Bloody Brothers 2022 Season 1 review

A late-night hit-and-run, the death of an ailing old man and an act of ill-advised concealment send the lives of two temperamentally dissimilar brothers into a tailspin. The duo, the protagonists of Bloody Brothers, struggle to keep their wits about them as they try to hide their deed from the accident victim’s sneaky neighbours and relatives, none of whom, as it turns out, is above board.

A six-part Zee5 series directed by Shaad Ali, Bloody Brothers is a thriller that shuns the usual trappings of the genre. No blowouts, no gunfights, no chases, no heavy-handed confrontations – it thrives on sustained restraint. Its pace isn’t manic. Director of photography Vikash Nowlakha frames the slow crackle in an unflashy manner that does not take the focus away from the people on the screen while creating the requisite visual ambience. The images breathe and create room for continual intrigue.

Violence is conspicuous by its absence in Bloody Brothers. That apart, the series uses expletives only sparingly. One character, in what is clearly a tangential broadside at the usual abundance of swear words in thriller shows, utters the world’s most popular four-letter word by verbalising the first alphabet and completing it with three ‘beeps’, even adding ‘ing’ at the end in one instance.

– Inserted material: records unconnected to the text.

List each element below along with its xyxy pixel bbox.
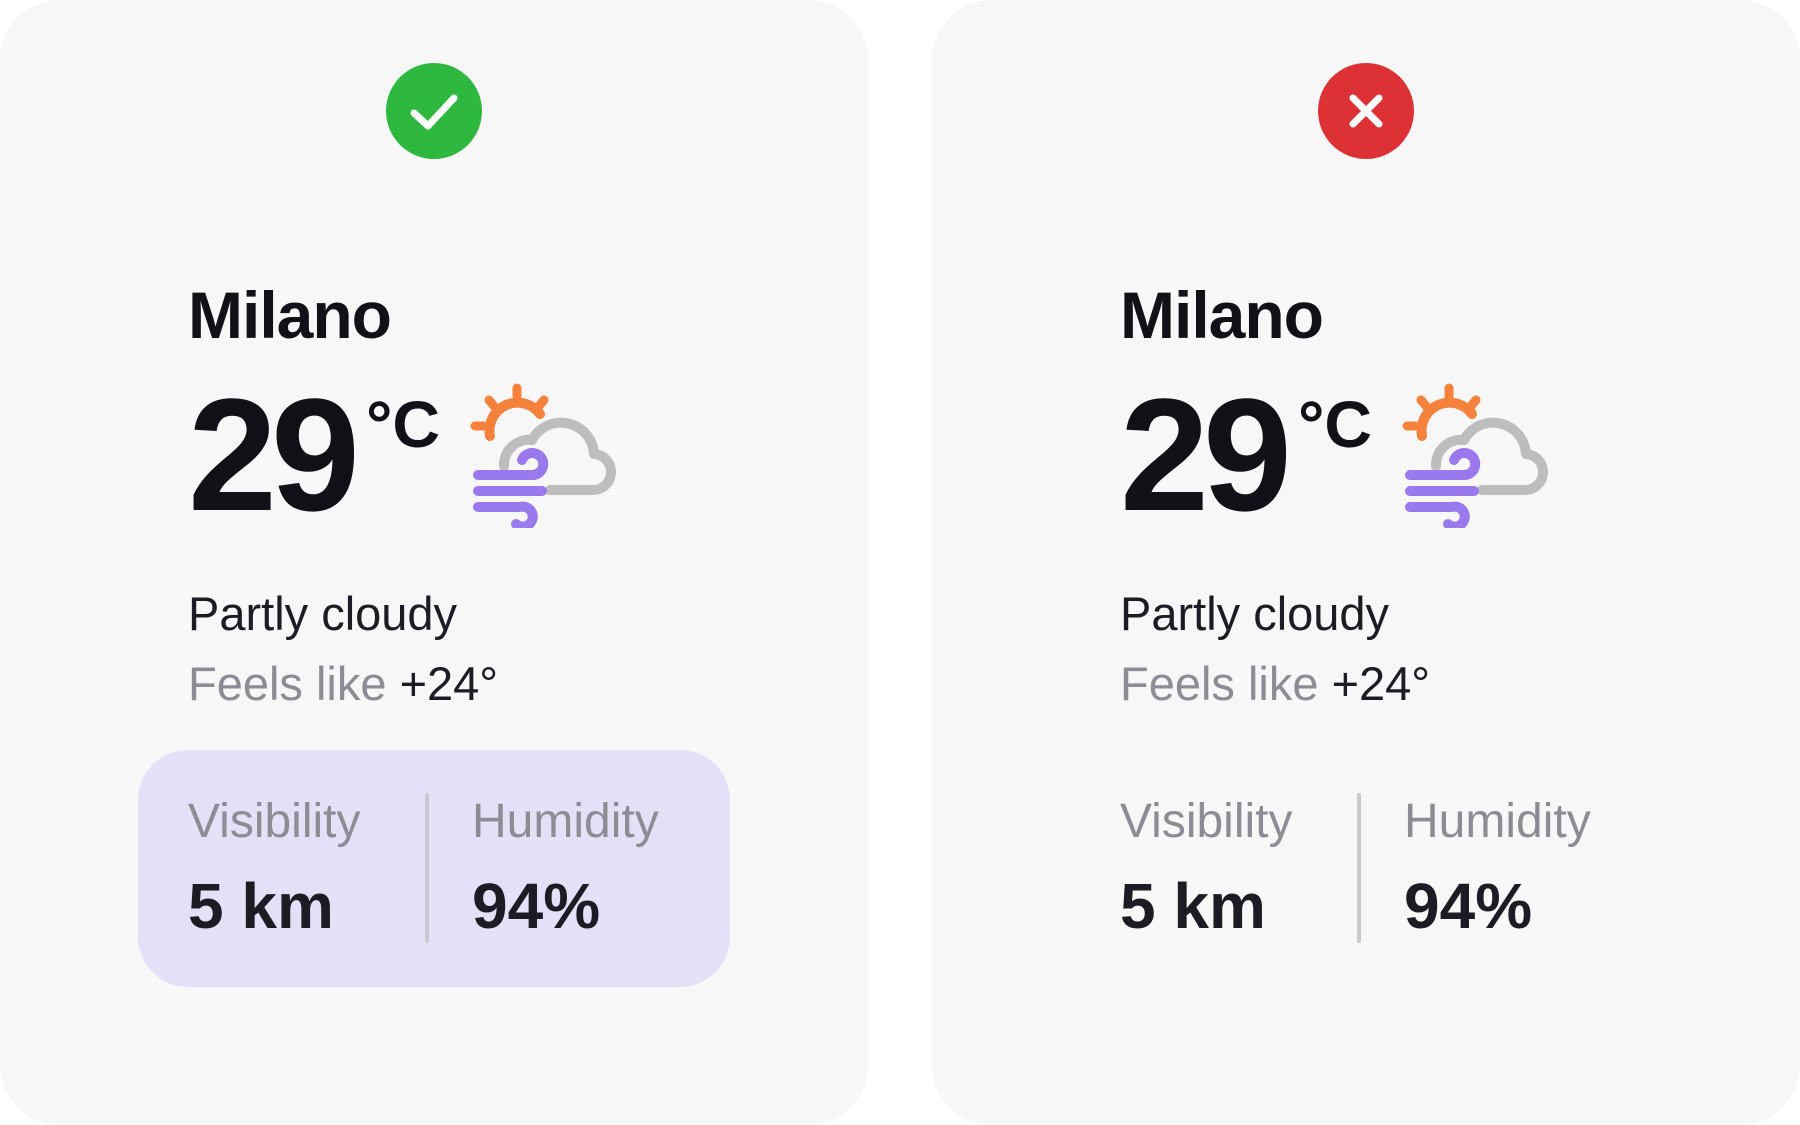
visibility-stat: Visibility 5 km [1120,795,1293,942]
feels-like: Feels like +24° [1120,660,1430,707]
temperature-row: 29 °C [188,375,648,535]
humidity-value: 94% [472,870,601,942]
cross-icon [1349,94,1383,128]
temperature-value: 29 [1120,365,1292,544]
feels-like-label: Feels like [188,657,387,710]
temperature-value: 29 [188,365,360,544]
feels-like: Feels like +24° [188,660,498,707]
humidity-value: 94% [1404,870,1533,942]
success-badge [386,63,482,159]
humidity-stat: Humidity 94% [472,795,659,942]
city-name: Milano [1120,278,1324,352]
visibility-value: 5 km [188,870,334,942]
temperature-unit: °C [1298,387,1373,461]
weather-card-correct: Milano 29 °C Partly cloudy Feels like +2… [0,0,868,1125]
partly-cloudy-windy-icon [470,383,617,528]
city-name: Milano [188,278,392,352]
visibility-stat: Visibility 5 km [188,795,361,942]
weather-condition: Partly cloudy [188,587,458,640]
weather-card-incorrect: Milano 29 °C Partly cloudy Feels like +2… [932,0,1800,1125]
error-badge [1318,63,1414,159]
stats-divider [1357,793,1361,943]
feels-like-label: Feels like [1120,657,1319,710]
visibility-label: Visibility [1120,795,1293,848]
checkmark-icon [410,94,458,130]
humidity-stat: Humidity 94% [1404,795,1591,942]
humidity-label: Humidity [1404,795,1591,848]
partly-cloudy-windy-icon [1402,383,1549,528]
visibility-value: 5 km [1120,870,1266,942]
temperature-unit: °C [366,387,441,461]
weather-condition: Partly cloudy [1120,587,1390,640]
temperature-row: 29 °C [1120,375,1580,535]
comparison-page: Milano 29 °C Partly cloudy Feels like +2… [0,0,1800,1125]
stats-divider [425,793,429,943]
feels-like-value: +24° [399,657,499,710]
visibility-label: Visibility [188,795,361,848]
humidity-label: Humidity [472,795,659,848]
feels-like-value: +24° [1331,657,1431,710]
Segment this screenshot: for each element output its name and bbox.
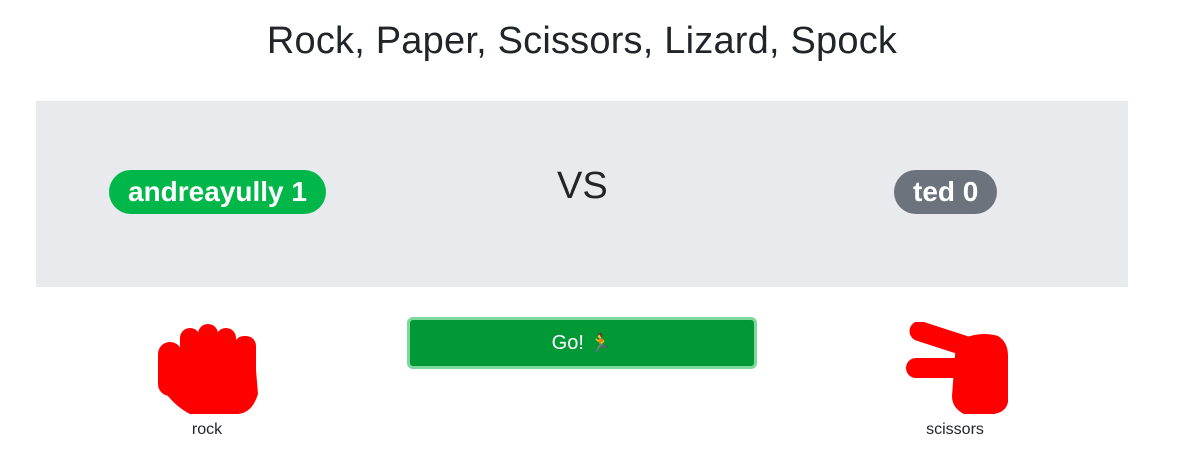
rock-label: rock (191, 421, 223, 438)
go-button[interactable]: Go! 🏃 (407, 317, 757, 369)
runner-icon: 🏃 (589, 332, 613, 353)
rock-hand-icon[interactable] (156, 322, 262, 416)
page-title: Rock, Paper, Scissors, Lizard, Spock (266, 20, 898, 62)
scissors-label: scissors (926, 421, 984, 438)
game-page: Rock, Paper, Scissors, Lizard, Spock and… (0, 0, 1198, 461)
vs-label: VS (557, 165, 608, 207)
scoreboard: andreayully 1 VS ted 0 (36, 101, 1128, 287)
player2-score-badge: ted 0 (894, 170, 998, 214)
scissors-hand-icon[interactable] (902, 322, 1010, 416)
player1-score-badge: andreayully 1 (109, 170, 326, 214)
go-button-label: Go! (551, 331, 584, 354)
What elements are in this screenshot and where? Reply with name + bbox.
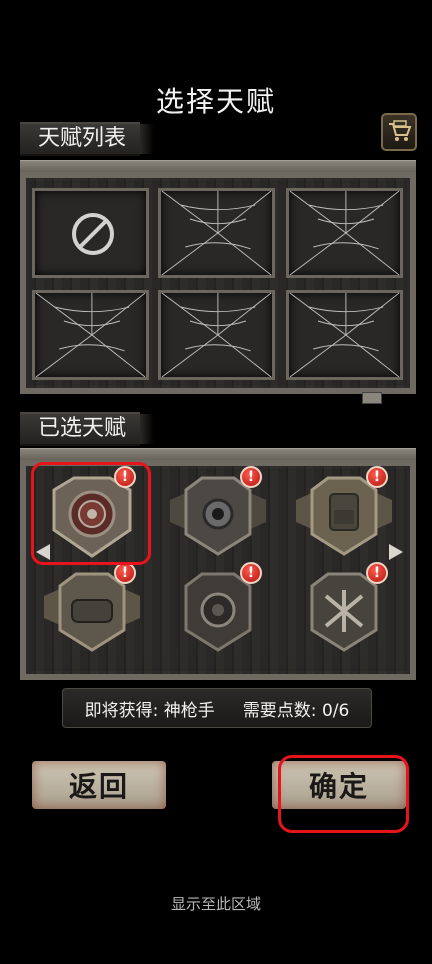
display-area-hint: 显示至此区域 xyxy=(170,895,261,913)
talent-slot-locked xyxy=(158,188,275,278)
crate-hinge xyxy=(362,392,382,404)
talent-slot-empty[interactable] xyxy=(32,188,149,278)
selected-talents-label: 已选天赋 xyxy=(20,412,155,446)
cobweb-icon xyxy=(161,293,272,377)
talent-slot-locked xyxy=(286,290,403,380)
talent-core[interactable]: ! xyxy=(170,562,266,656)
back-button[interactable]: 返回 xyxy=(32,761,166,809)
ban-icon xyxy=(72,213,114,255)
cobweb-icon xyxy=(35,293,146,377)
cobweb-icon xyxy=(289,191,400,275)
cobweb-icon xyxy=(161,191,272,275)
talent-slot-locked xyxy=(32,290,149,380)
talent-crossed-arrows[interactable]: ! xyxy=(296,562,392,656)
page-title: 选择天赋 xyxy=(155,85,276,118)
talent-list-label: 天赋列表 xyxy=(20,122,155,156)
talent-info-bar: 即将获得: 神枪手 需要点数: 0/6 xyxy=(62,688,372,728)
talent-eye[interactable]: ! xyxy=(170,466,266,560)
alert-badge: ! xyxy=(240,466,262,488)
talent-backpack[interactable]: ! xyxy=(296,466,392,560)
cobweb-icon xyxy=(289,293,400,377)
shopping-cart-icon xyxy=(389,120,412,141)
alert-badge: ! xyxy=(366,466,388,488)
alert-badge: ! xyxy=(240,562,262,584)
alert-badge: ! xyxy=(366,562,388,584)
talent-slot-locked xyxy=(158,290,275,380)
alert-badge: ! xyxy=(114,562,136,584)
shop-button[interactable] xyxy=(381,113,417,151)
talent-slot-locked xyxy=(286,188,403,278)
selected-talent-highlight xyxy=(31,462,151,565)
confirm-highlight xyxy=(278,755,409,833)
next-page-arrow[interactable] xyxy=(389,544,403,560)
gain-text: 即将获得: 神枪手 xyxy=(84,700,215,721)
points-text: 需要点数: 0/6 xyxy=(242,700,350,721)
talent-bag[interactable]: ! xyxy=(44,562,140,656)
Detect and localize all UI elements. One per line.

Visceral thrills aren’t what Bloody Brothers is chasing. An adaptation of a Scottish television series, it is a gently simmering drama about relationships, survival instincts and morality (actually, the lack of it) rather than a tensile tale of pulsating action and violent, unsettling set pieces involving men at loggerheads.

The narrative – the two brothers are on edge all through not only with people around them but also with each other even as the elder one feigns nonchalance – is darkly humorous and, therefore, all the more effective.